[T]

Hello,

The question is: Trusty Dusty is up to his old tricks again – poisoning his mother’s pot plants with aqueous acid-laced fertiliser. Realising that the acid (HX – molar mass 27.03 g mol^–1) is potentially incredibly dangerous to humans (quite volatile) he realises that he needs the free anion (X^–) concentration in his fertiliser to be 0.00340 mol L^–1. First, he does a quick test.
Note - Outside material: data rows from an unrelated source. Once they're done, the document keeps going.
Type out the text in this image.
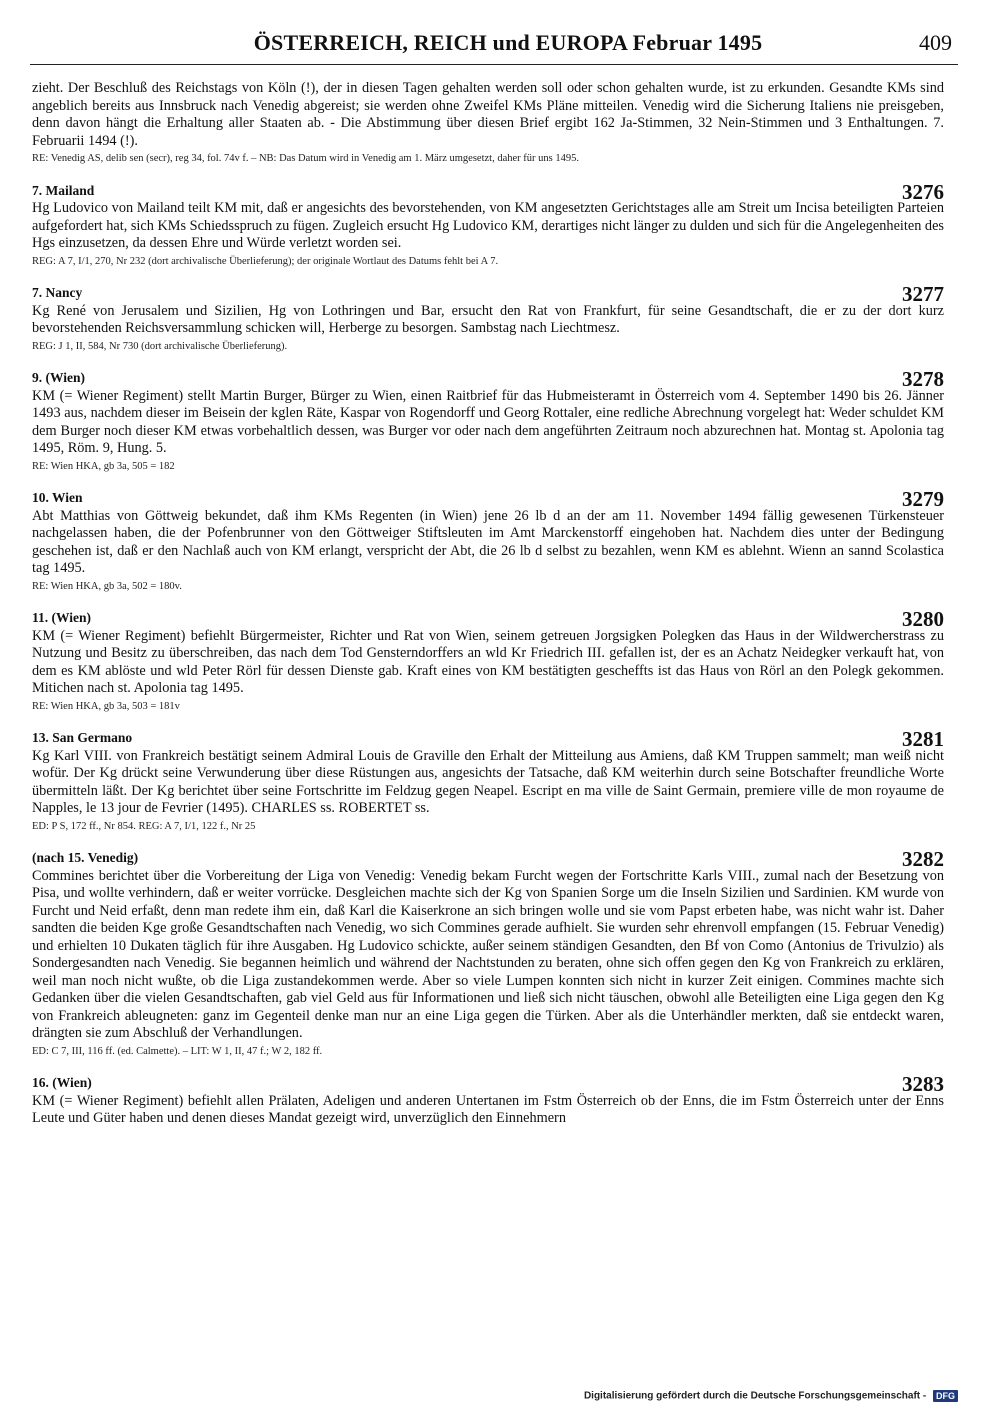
ÖSTERREICH, REICH und EUROPA Februar 1495	409

zieht. Der Beschluß des Reichstags von Köln (!), der in diesen Tagen gehalten werden soll oder schon gehalten wurde, ist zu erkunden. Gesandte KMs sind angeblich bereits aus Innsbruck nach Venedig abgereist; sie werden ohne Zweifel KMs Pläne mitteilen. Venedig wird die Sicherung Italiens nie preisgeben, denn davon hängt die Erhaltung aller Staaten ab. - Die Abstimmung über diesen Brief ergibt 162 Ja-Stimmen, 32 Nein-Stimmen und 3 Enthaltungen. 7. Februarii 1494 (!).

RE: Venedig AS, delib sen (secr), reg 34, fol. 74v f. – NB: Das Datum wird in Venedig am 1. März umgesetzt, daher für uns 1495.

7. Mailand	3276

Hg Ludovico von Mailand teilt KM mit, daß er angesichts des bevorstehenden, von KM angesetzten Gerichtstages alle am Streit um Incisa beteiligten Parteien aufgefordert hat, sich KMs Schiedsspruch zu fügen. Zugleich ersucht Hg Ludovico KM, derartiges nicht länger zu dulden und sich für die Angelegenheiten des Hgs einzusetzen, da dessen Ehre und Würde verletzt worden sei.

REG: A 7, I/1, 270, Nr 232 (dort archivalische Überlieferung); der originale Wortlaut des Datums fehlt bei A 7.

7. Nancy	3277

Kg René von Jerusalem und Sizilien, Hg von Lothringen und Bar, ersucht den Rat von Frankfurt, für seine Gesandtschaft, die er zu der dort kurz bevorstehenden Reichsversammlung schicken will, Herberge zu besorgen. Sambstag nach Liechtmesz.

REG: J 1, II, 584, Nr 730 (dort archivalische Überlieferung).

9. (Wien)	3278

KM (= Wiener Regiment) stellt Martin Burger, Bürger zu Wien, einen Raitbrief für das Hubmeisteramt in Österreich vom 4. September 1490 bis 26. Jänner 1493 aus, nachdem dieser im Beisein der kglen Räte, Kaspar von Rogendorff und Georg Rottaler, eine redliche Abrechnung vorgelegt hat: Weder schuldet KM dem Burger noch dieser KM etwas vorbehaltlich dessen, was Burger vor oder nach dem angeführten Zeitraum noch abzurechnen hat. Montag st. Apolonia tag 1495, Röm. 9, Hung. 5.

RE: Wien HKA, gb 3a, 505 = 182

10. Wien	3279

Abt Matthias von Göttweig bekundet, daß ihm KMs Regenten (in Wien) jene 26 lb d an der am 11. November 1494 fällig gewesenen Türkensteuer nachgelassen haben, die der Pofenbrunner von den Göttweiger Stiftsleuten im Amt Marckenstorff eingehoben hat. Nachdem dies unter der Bedingung geschehen ist, daß er den Nachlaß auch von KM erlangt, verspricht der Abt, die 26 lb d selbst zu bezahlen, wenn KM es ablehnt. Wienn an sannd Scolastica tag 1495.

RE: Wien HKA, gb 3a, 502 = 180v.

11. (Wien)	3280

KM (= Wiener Regiment) befiehlt Bürgermeister, Richter und Rat von Wien, seinem getreuen Jorgsigken Polegken das Haus in der Wildwercherstrass zu Nutzung und Besitz zu überschreiben, das nach dem Tod Gensterndorffers an wld Kr Friedrich III. gefallen ist, der es an Achatz Neidegker verkauft hat, von dem es KM ablöste und wld Peter Rörl für dessen Dienste gab. Kraft eines von KM bestätigten gescheffts ist das Haus von Rörl an den Polegk gekommen. Mitichen nach st. Apolonia tag 1495.

RE: Wien HKA, gb 3a, 503 = 181v

13. San Germano	3281

Kg Karl VIII. von Frankreich bestätigt seinem Admiral Louis de Graville den Erhalt der Mitteilung aus Amiens, daß KM Truppen sammelt; man weiß nicht wofür. Der Kg drückt seine Verwunderung über diese Rüstungen aus, angesichts der Tatsache, daß KM weiterhin durch seine Botschafter freundliche Worte übermitteln läßt. Der Kg berichtet über seine Fortschritte im Feldzug gegen Neapel. Escript en ma ville de Saint Germain, premiere ville de mon royaume de Napples, le 13 jour de Fevrier (1495). CHARLES ss. ROBERTET ss.

ED: P S, 172 ff., Nr 854. REG: A 7, I/1, 122 f., Nr 25

(nach 15. Venedig)	3282

Commines berichtet über die Vorbereitung der Liga von Venedig: Venedig bekam Furcht wegen der Fortschritte Karls VIII., zumal nach der Besetzung von Pisa, und wollte verhindern, daß er weiter vorrücke. Desgleichen machte sich der Kg von Spanien Sorge um die Inseln Sizilien und Sardinien. KM wurde von Furcht und Neid erfaßt, denn man redete ihm ein, daß Karl die Kaiserkrone an sich bringen wolle und sie vom Papst erbeten habe, was nicht wahr ist. Daher sandten die beiden Kge große Gesandtschaften nach Venedig, wo sich Commines gerade aufhielt. Sie wurden sehr ehrenvoll empfangen (15. Februar Venedig) und erhielten 10 Dukaten täglich für ihre Ausgaben. Hg Ludovico schickte, außer seinem ständigen Gesandten, den Bf von Como (Antonius de Trivulzio) als Sondergesandten nach Venedig. Sie begannen heimlich und während der Nachtstunden zu beraten, ohne sich offen gegen den Kg von Frankreich zu erklären, weil man noch nicht wußte, ob die Liga zustandekommen werde. Aber so viele Lumpen konnten sich nicht in kurzer Zeit einigen. Commines machte sich Gedanken über die vielen Gesandtschaften, gab viel Geld aus für Informationen und ließ sich nicht täuschen, obwohl alle Beteiligten eine Liga gegen den Kg von Frankreich ableugneten: ganz im Gegenteil denke man nur an eine Liga gegen die Türken. Aber als die Unterhändler merkten, daß sie entdeckt waren, drängten sie zum Abschluß der Verhandlungen.

ED: C 7, III, 116 ff. (ed. Calmette). – LIT: W 1, II, 47 f.; W 2, 182 ff.

16. (Wien)	3283

KM (= Wiener Regiment) befiehlt allen Prälaten, Adeligen und anderen Untertanen im Fstm Österreich ob der Enns, die im Fstm Österreich unter der Enns Leute und Güter haben und denen dieses Mandat gezeigt wird, unverzüglich den Einnehmern

Digitalisierung gefördert durch die Deutsche Forschungsgemeinschaft - DFG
If, when he adds the equivalent of 0.560 g of HX to 50.0 mL of water, the pH is measured to be 3.67, how much HX should he add to 4.00 L in order to prepare his fatal fertiliser?

So let y=mol of H⁺ in the solution with pH 3.67

-log₁₀(y/0.05)=3.67
10^-3.67=y/0.05
y=1.069×10^-5

so from this we know that from 0.56 g of HX there will be 1.069×10^-5 of H⁺ and X^- produced.

let z = mol of X^- in 0.0034 molarity 4L solution

z/4=0.0034
z=0.0136
mol of z = mol of H⁺ in this solution.

so therefore dividing 0.0136 by 1.069×10^-5 will tell me how many 0.56g of HX is needed. 0.0136/1.069×10^-5  = 1272.24 times of 0.56 g needed.
1272.24 × 0.56 = 712.45 g of HX. However this is not the same as the answer given. Could someone tell me what I did wrong?

Thanks

[Dan]

So let y=mol of H⁺ in the solution with pH 3.67

-log₁₀(y/0.05)=3.67
10^-3.67=y/0.05
y=1.069×10^-5

so from this we know that from 0.56 g of HX there will be 1.069×10^-5 of H⁺ and X^- produced.

I think you are ok up to here.

From a cursory glance it looks like from here you have based you subsequent calculations on the assumption that the concentration [X^-] is linearly related to the amount of HX added. This not true for a weak acid, consider:

Ka = [H⁺][X^-]/[HX]

You have enough information to calculate Ka - do that and g from there.


--
*Demonstration of non linearity:
 
Let [H⁺] = [X^-] = x; [HX] = C, where C is the initial concentration of HX (before equilibrium is reached)

Ka = x²/(C-x)
x² + xKa - CKa = 0
x = -Ka ± sqrt(Ka² + 4CKa)

This shows that, for example, doubling C does not double x. The relationship is non linear.

[T]

I see thanks Dan.

K_a=((2.13×10^-4))/(0.0207/0.05-2.13×10^-4)
Ka = 1.10×10^-7

We know the molarity of X=0.00340 in 4 L solution
So if amount of mol of HX added to 4 L solution = y

1.10×10^-7 = (0.00340²)/([y/4]-0.0034)
y/4-0.00340 = (0.00340²)/(1.10×10^-7)
y=4.186×10²

4.186×10² × 27.03 = 11.3 kg.

Thanks Dan


 

[Dan]

Is 11.3 kg in 4 L the correct answer? That is the value I'm getting as well, but it seems wildly unrealistic. That's a 100 M solution...

[Dan]

when he adds the equivalent of 0.560 g of HX to 50.0 mL of water, the pH is measured to be 3.67

I think this is where the mistake is - he adds an amount of HX to 50 mL. The amount is the equivalent of 0.56 g in 4 L - i.e. 0.007 g in 50 mL.

Carrying that through gives a much more sensible value.

[T]

Hi Dan, 11.3 kg was the correct answer. I agree that that is a lot of HX to add to a 4L solution though.